The last two years have seen significant progress in gender and racial equality. The wage gap between members of various races has been studied for many years. Gender discrimination and the underrepresentation of minorities in head coaching positions under the auspices of Title IX has been a hotly debated topic. This website aims to provide you with summaries of abstracts, reviews of academic literature and articles from major media outlets, etc. which show the disintegration of coaches along with players in top professional sports leagues due to racism.
Many people continue to question whether football in this country is institutionally racist, as generations past had to contend with racism in the NFL. Of the two hundred and seventy-six coaching and managerial positions in professional football, only about six people are black. About twenty-two percent of the players are African-American, but only two percent are in management. The good part, though, is that management has acknowledged that there really is a problem that needs their attention. The premier league, the Football Association, the League Managers Association along with the Football League have joined forces with the PFA. They agree that there is an urgent need to find aspects of the selection criteria that may be discriminatory against blacks so that in the future posts are filled only on merit.
It is well known that Title IX aims to ensure the equality of female athletes with their male counterparts in various sports. However, there is more to it than sports; there is theater, other extracurricular activities, band, etc.
So, for athletic programs, these are the Title IX requirements:
* Women and men should have similar opportunities in sport
* Women should receive equivalent funding/scholarship or according to their participation, can be found at the Women’s Sports Foundation.

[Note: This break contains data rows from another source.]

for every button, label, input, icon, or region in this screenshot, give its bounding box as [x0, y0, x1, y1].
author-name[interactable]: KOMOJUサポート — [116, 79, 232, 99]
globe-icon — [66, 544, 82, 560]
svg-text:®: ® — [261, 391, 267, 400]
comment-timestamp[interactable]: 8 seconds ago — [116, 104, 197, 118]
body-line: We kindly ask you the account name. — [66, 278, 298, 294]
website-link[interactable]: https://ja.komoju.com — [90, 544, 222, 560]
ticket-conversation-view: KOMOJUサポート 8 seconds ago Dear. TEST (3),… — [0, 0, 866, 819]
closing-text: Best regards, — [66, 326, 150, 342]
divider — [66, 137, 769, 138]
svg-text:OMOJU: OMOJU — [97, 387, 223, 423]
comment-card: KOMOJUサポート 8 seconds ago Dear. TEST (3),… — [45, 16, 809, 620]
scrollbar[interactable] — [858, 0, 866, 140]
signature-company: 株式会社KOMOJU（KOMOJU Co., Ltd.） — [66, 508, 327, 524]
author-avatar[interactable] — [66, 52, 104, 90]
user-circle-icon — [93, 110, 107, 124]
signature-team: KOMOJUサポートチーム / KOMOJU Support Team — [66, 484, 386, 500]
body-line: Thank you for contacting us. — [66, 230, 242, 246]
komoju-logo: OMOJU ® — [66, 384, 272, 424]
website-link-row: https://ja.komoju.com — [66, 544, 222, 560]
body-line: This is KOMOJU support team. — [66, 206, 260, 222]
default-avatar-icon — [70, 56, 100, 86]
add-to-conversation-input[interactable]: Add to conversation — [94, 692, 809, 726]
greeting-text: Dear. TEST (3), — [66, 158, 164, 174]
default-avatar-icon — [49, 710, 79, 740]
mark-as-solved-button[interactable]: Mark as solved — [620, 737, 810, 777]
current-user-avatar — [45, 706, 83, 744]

* Women should receive similar benefits to men. These include coaching, practice facilities, travel and allowance etc.
Title IX is designed to promote equality in sports between men and women. It is useful to have some sort of equalizing force in place; however, there are many problems with how courts interpret Title IX. Title IX has generated quite a bit of controversy in education, and especially in sports. There are many cases where Title IX has led to the demise of certain college sports teams. It’s time to fix the loopholes and illogical fractions of Title IX.